Gut Pathog. 2011 Sep 22;3:13. doi: 10.1186/1757-4749-3-13.
Acute gastroenteritis caused by the food-borne pathogen Campylobacter jejuni is associated with attachment of bacteria to the intestinal epithelium and subsequent invasion of epithelial cells. In C. jejuni, the periplasmic protein HtrA is required for efficient binding to epithelial cells. HtrA has both protease and chaperone activity, and is important for virulence of several bacterial pathogens.

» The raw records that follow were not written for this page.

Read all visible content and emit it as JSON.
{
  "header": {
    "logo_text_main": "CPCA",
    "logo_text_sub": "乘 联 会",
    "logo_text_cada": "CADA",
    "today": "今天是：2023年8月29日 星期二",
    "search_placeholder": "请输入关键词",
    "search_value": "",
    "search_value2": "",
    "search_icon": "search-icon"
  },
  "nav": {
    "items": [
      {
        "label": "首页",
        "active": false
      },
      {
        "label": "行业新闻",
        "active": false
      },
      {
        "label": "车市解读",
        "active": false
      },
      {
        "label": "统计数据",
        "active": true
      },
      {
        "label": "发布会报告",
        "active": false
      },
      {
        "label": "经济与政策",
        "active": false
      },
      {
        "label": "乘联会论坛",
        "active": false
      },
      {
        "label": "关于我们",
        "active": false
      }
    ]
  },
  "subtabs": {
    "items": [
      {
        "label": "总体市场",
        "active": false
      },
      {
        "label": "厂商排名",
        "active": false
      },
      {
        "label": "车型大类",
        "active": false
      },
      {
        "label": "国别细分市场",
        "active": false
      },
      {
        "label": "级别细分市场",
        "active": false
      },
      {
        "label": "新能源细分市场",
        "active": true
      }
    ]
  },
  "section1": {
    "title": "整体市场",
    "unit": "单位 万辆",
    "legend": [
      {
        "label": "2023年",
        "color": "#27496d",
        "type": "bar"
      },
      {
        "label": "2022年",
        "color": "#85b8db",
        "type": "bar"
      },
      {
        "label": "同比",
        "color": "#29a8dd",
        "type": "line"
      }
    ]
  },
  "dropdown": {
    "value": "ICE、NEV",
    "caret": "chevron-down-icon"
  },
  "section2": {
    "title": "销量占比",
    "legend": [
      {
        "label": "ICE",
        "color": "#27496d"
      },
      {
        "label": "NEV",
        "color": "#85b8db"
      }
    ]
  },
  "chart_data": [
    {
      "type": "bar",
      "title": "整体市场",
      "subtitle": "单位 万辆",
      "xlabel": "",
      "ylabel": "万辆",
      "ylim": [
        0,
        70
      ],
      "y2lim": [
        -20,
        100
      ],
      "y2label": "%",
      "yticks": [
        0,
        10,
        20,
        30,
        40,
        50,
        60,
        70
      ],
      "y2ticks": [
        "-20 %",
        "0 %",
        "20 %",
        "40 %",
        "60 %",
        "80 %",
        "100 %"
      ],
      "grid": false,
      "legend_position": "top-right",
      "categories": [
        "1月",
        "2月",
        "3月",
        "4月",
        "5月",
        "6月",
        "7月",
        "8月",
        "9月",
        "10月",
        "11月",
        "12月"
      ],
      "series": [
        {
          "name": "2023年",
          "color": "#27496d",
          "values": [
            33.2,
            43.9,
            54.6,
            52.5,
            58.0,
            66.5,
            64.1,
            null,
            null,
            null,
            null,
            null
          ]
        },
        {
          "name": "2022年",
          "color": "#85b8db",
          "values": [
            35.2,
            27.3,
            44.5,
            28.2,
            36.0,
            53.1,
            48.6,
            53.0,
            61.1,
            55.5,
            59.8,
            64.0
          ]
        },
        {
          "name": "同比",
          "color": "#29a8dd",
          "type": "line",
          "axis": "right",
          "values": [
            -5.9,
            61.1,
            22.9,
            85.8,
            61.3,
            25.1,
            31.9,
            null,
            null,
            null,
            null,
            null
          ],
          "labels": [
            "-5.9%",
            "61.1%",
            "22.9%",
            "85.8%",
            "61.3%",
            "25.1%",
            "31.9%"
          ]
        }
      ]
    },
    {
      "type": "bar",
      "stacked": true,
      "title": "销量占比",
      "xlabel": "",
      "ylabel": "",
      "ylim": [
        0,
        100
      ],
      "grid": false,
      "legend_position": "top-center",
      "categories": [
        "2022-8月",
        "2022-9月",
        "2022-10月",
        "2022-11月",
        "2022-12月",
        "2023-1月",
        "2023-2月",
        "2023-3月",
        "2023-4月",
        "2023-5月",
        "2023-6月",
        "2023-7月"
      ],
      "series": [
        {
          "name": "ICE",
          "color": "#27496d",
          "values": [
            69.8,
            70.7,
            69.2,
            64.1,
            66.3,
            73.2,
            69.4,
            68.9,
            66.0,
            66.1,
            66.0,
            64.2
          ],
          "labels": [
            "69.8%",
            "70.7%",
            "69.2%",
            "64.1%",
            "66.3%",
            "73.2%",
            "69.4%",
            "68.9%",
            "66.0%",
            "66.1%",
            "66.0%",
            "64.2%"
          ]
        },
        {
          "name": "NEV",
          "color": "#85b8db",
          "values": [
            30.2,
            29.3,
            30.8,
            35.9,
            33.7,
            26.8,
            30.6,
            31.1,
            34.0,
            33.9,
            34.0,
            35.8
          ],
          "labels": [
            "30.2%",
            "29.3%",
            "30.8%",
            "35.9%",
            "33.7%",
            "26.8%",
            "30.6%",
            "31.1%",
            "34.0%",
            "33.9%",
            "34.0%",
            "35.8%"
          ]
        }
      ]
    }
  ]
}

The aim of this study was to determine the role of the dual activities of HtrA in host cell interaction of C. jejuni by comparing an htrA mutant lacking protease activity, but retaining chaperone activity, with a ΔhtrA mutant and the wild type strain. Binding of C. jejuni to both epithelial cells and macrophages was facilitated mainly by HtrA chaperone activity that may be involved in folding of outer membrane adhesins. In contrast, HtrA protease activity played only a minor role in interaction with host cells.
We show that HtrA protease and chaperone activities contribute differently to C. jejuni's interaction with mammalian host cells, with the chaperone activity playing the major role in host cell binding.
由食源性病原体空肠弯曲菌引起的急性肠胃炎与细菌附着在肠上皮和随后侵入上皮细胞有关。在空肠弯曲菌中,周质蛋白 HtrA 是与上皮细胞有效结合所必需的。HtrA 具有蛋白酶和伴侣活性,对几种细菌病原体的毒力很重要。
本研究旨在通过比较缺乏蛋白酶活性但保留伴侣活性的 htrA 突变体与 ΔhtrA 突变体和野生型菌株,确定 HtrA 的双重活性在空肠弯曲菌与宿主细胞相互作用中的作用。空肠弯曲菌与上皮细胞和巨噬细胞的结合主要通过 HtrA 伴侣活性促进,这可能涉及到外膜黏附素的折叠。相比之下,HtrA 蛋白酶活性在与宿主细胞的相互作用中只起次要作用。
我们表明,HtrA 蛋白酶和伴侣活性对空肠弯曲菌与哺乳动物宿主细胞的相互作用有不同的贡献,伴侣活性在宿主细胞结合中起主要作用。